I don't think Jason is interested in a big truck. He just wants to go diesel with his every day car, right? It hasn't really caught on in the U.S. as much because we are really behind on the whole climate change/less pollution/less dependence on petroleum issues. Look at who is running this country!!


----------



## 40sondacurb (Jan 14, 2005)

Jason said:


> But newer diesels produce less pollution then the gas counter part. Plus if I remember correctly diesel takes less resources to produce.


Yup, but the law isn't written with the silly notion that *technology advances!* in mind.

Biodiesel actually has zero to negative emissions because the plants used to make it remove as much CO from the air as they emmit!

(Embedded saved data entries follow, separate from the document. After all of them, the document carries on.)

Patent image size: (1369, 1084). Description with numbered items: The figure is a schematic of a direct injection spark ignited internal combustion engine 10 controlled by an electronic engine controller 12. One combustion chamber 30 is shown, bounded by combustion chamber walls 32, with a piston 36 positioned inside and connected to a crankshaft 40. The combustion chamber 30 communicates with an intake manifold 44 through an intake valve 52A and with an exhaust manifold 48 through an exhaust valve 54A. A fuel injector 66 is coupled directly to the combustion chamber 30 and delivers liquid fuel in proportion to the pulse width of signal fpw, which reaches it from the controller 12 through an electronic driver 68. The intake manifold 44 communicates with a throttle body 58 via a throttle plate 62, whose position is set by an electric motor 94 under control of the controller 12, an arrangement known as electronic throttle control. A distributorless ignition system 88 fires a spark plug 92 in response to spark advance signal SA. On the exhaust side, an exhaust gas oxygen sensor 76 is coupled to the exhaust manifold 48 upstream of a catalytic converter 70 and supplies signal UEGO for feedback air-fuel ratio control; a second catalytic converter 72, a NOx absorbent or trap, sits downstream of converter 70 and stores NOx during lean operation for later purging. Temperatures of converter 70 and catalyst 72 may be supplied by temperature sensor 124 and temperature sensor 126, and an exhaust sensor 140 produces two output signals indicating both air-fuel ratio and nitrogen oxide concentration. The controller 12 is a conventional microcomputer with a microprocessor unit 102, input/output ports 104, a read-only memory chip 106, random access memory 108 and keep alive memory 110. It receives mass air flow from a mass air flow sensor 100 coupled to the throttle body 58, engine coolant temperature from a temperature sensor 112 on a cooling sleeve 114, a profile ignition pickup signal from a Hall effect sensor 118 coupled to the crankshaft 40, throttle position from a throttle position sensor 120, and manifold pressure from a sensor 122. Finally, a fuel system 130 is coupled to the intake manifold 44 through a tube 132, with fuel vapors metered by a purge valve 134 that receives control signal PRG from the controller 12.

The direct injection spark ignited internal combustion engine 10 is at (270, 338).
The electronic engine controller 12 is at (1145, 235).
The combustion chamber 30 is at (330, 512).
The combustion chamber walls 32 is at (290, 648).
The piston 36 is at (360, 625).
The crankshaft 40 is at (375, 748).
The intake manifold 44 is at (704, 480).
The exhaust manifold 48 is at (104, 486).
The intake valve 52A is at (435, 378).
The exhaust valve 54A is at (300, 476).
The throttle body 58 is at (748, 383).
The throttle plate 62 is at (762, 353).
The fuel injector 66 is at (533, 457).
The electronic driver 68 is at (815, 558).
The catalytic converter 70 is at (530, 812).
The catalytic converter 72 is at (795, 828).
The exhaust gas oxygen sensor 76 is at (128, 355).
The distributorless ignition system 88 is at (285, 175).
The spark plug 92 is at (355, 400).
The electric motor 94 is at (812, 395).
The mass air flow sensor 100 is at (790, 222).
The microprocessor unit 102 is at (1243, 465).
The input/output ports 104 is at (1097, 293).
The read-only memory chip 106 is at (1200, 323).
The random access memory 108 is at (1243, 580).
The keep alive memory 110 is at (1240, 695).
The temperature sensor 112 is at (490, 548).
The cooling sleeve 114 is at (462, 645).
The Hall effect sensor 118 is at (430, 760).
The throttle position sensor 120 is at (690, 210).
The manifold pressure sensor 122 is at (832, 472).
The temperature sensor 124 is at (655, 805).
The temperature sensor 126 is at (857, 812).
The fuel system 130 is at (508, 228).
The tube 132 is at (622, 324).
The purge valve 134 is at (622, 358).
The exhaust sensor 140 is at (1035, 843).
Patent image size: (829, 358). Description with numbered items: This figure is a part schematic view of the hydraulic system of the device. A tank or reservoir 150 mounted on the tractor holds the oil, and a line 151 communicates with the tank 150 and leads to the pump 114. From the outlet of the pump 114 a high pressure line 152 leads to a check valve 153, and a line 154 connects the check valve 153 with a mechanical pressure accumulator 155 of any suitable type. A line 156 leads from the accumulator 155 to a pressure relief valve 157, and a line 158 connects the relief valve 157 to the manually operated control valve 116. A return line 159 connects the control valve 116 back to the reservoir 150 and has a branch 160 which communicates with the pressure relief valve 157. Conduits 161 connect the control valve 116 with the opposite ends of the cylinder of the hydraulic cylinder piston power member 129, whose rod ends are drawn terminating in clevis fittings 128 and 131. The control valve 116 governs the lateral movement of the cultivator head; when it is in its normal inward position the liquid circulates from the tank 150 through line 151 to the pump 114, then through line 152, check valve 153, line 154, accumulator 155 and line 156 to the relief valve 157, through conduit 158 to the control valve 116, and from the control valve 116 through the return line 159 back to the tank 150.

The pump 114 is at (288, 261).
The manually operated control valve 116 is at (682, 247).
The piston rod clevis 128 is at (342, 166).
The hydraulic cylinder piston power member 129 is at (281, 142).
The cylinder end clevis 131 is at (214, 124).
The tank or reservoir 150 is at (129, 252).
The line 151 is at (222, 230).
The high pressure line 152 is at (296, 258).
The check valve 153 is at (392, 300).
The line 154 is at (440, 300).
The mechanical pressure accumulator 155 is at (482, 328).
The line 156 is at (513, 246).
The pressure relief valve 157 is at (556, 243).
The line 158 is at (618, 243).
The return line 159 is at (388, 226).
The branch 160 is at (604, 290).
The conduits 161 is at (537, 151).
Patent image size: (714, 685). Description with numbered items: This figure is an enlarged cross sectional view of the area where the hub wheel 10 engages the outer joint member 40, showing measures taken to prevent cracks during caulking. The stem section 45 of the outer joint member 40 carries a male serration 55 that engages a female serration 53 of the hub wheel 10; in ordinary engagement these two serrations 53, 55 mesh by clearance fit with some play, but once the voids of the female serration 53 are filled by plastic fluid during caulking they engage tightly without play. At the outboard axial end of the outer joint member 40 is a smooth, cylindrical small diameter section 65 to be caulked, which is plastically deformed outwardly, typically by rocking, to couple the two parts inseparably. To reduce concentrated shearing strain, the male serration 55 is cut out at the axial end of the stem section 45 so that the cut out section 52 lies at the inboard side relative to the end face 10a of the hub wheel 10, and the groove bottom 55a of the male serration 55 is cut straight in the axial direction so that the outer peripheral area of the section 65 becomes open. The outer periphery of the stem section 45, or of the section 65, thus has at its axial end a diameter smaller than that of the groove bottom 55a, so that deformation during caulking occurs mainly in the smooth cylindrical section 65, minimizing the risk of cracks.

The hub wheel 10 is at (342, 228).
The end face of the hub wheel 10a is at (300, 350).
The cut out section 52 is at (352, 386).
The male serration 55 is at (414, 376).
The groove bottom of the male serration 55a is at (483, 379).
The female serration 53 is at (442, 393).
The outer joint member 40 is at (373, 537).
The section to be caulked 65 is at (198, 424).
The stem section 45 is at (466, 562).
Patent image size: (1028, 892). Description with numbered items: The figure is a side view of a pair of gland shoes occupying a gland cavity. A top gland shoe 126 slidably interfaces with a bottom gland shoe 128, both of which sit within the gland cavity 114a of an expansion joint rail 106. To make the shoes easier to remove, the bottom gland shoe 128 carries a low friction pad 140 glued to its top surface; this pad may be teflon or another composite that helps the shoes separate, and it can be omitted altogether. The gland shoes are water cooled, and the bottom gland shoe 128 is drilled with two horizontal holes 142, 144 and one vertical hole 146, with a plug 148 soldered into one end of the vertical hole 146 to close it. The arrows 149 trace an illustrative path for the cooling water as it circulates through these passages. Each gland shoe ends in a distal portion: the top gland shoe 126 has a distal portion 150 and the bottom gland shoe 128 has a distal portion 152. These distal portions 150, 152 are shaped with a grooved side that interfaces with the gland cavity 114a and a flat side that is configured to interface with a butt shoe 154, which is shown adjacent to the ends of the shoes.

The environmentalist lobby screws everybody here. They got the courts to cut off a key water supply for the farmers that will probably make many go bust over some delta smelt or something.


----------



## EnglishPaul (Sep 10, 2007)

According to my memory, the acceptance of diesel hasn't been a particularly smooth one in England.
When I first started to drive in the early 90's, diesel was cheaper than petrol and I believe this was in part due to the fact that diesel engines were more efficient and thus better for pollution.
But then opinion seemed to swing. I guess cats had cleaned up petrol car emissions, and at the same time the really small dust given out of a diesel engine was implicated in rising levels of asthma. Diesels still seemed to be quite rare: they were used by frugal high mileage users, and people that needed lots of torque (trailer/ caravan users), but the notion of diesel on an average car would have sounded silly.
And now, for reasons I haven't spotted, diesel is now more expensive here than its more refined petrol counterpart, and diesel engines seem to be offered in most ranges of car produced.
For the record, biodiesel isn't so common here, although I believe it to be in mainland Europe. And our government insists on taxing the farmers who make their own biodiesel for their own use with the same (huge) duty tariff that is put on retail fuel.


----------